Accordingly, without the guidance of the White decision, Tapp was not able to sufficiently develop and pursue theories upon which to challenge Prodan's qualification; nor was the trial court given the opportunity to address the issue.  We find that given the deficient nature of he record on this issue it would be imprudent of this court to attempt to fashion a test or rule for the qualification of a crime scene analyst or victimologist.  Rather, justice demands this burden first be placed upon the trial court after allowing the parties to fully develop the issue. 

In light of our decision on this issue, we need not address Tapp's allegation that Prodan's testimony was improperly admitted, or the remaining issues on appeal.  See Futch v. McAllister Towing of Georgetown, Inc., 335 S.C. 598, 613, 518 S.E.2d 591, 598 (1999) (stating that an appellate court need not address remaining issues when a decision on a prior issue is dispositive);  Whiteside v. Cherokee County Sch. Dist. No. One, 311 S.C. 335, 340, 428 S.E.2d 886, 889 (1993) (need not address all issues when decision on a prior issue is dispositive).

CONCLUSION

The trial court could not have evaluated the qualification of Prodan in light of State v. White, and the record is insufficient for this court to do the same.   Accordingly the ruling of the trial court is

REVERSED and REMANDED for a new trial.

HUFF, and LOCKEMY, JJ., concur. 


[1]  Mrs. Mumpower made no attempt to open the door without the key and therefore could not determine whether the door was locked or unlocked when she arrived. 

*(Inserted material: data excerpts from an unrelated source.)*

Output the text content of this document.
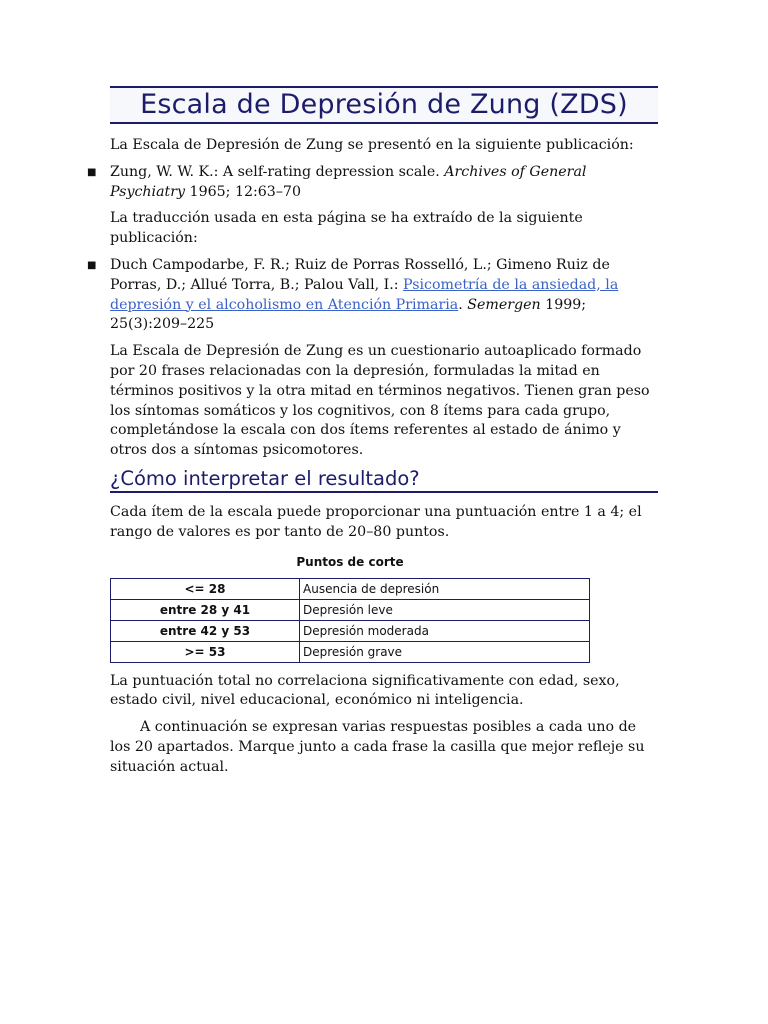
Escala de Depresión de Zung (ZDS)

La Escala de Depresión de Zung se presentó en la siguiente publicación:

■ Zung, W. W. K.: A self-rating depression scale. Archives of General Psychiatry 1965; 12:63–70

La traducción usada en esta página se ha extraído de la siguiente publicación:

■ Duch Campodarbe, F. R.; Ruiz de Porras Rosselló, L.; Gimeno Ruiz de Porras, D.; Allué Torra, B.; Palou Vall, I.: Psicometría de la ansiedad, la depresión y el alcoholismo en Atención Primaria. Semergen 1999; 25(3):209–225

La Escala de Depresión de Zung es un cuestionario autoaplicado formado por 20 frases relacionadas con la depresión, formuladas la mitad en términos positivos y la otra mitad en términos negativos. Tienen gran peso los síntomas somáticos y los cognitivos, con 8 ítems para cada grupo, completándose la escala con dos ítems referentes al estado de ánimo y otros dos a síntomas psicomotores.

¿Cómo interpretar el resultado?

Cada ítem de la escala puede proporcionar una puntuación entre 1 a 4; el rango de valores es por tanto de 20–80 puntos.

Puntos de corte
<= 28	Ausencia de depresión
entre 28 y 41	Depresión leve
entre 42 y 53	Depresión moderada
>= 53	Depresión grave

La puntuación total no correlaciona significativamente con edad, sexo, estado civil, nivel educacional, económico ni inteligencia.

A continuación se expresan varias respuestas posibles a cada uno de los 20 apartados. Marque junto a cada frase la casilla que mejor refleje su situación actual.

[2] Jett's jaw was broken in two places.

[3] Although the swabs revealed the presence of semen, the test for semen looks for a particular protein called p30.  According to the State's expert: "[the test] is sensitive for the presence of p30 at extremely low levels.  [However, t]he amount of DNA necessary to develop a DNA profile is greater than the minimum threshold amount of p30 that's needed for [the] test to be positive.  So it is not uncommon for a positive p30 semen presence test [to] yield no DNA profile other than the individual source, in this case, the victim."

[4]  Initially, we note both parties concede this matter is governed by the South Carolina Supreme Court's recent decision in State v. White, 382 S.C. 265, 676 S.E.2d 684 (2009), issued while this appeal was pending before this court. 

[5]  State v. Jones, 273 S.C. 723, 732, 259 S.E.2d 120, 124-25 (1979).

[6] The supreme court's six part test for the reliability of expert dog tracking evidence requires: (1) the evidence shows that the dog handler has the requisite qualifications of an expert under Rule 702; (2) the dog is of a breed characterized by an acute power of scent; (3) the dog has been trained to follow a scent trail; (4) by experience the dog is found to be reliable; (5) the dog was placed on the trail where the suspect was known to be within a reasonable time; and (6) the trail was not otherwise contaminated.  White, 382 S.C. at 272, 676 S.E.2d at 687. 

[7] When evaluating expert scientific testimony under the Jones standard, several factors are considered: "(1) the publications and peer review of the technique; (2) prior application of the method to the type of evidence involved in the case; (3) the quality control procedures used to ensure reliability; and (4) the consistency of the method with recognized scientific laws and procedures."  State v. Council, 335 S.C. 1, 20, 515 S.E.2d 508, 517 (1999); State v. Ford, 301 S.C. 485, 488, 392 S.E.2d 781, 783 (1990).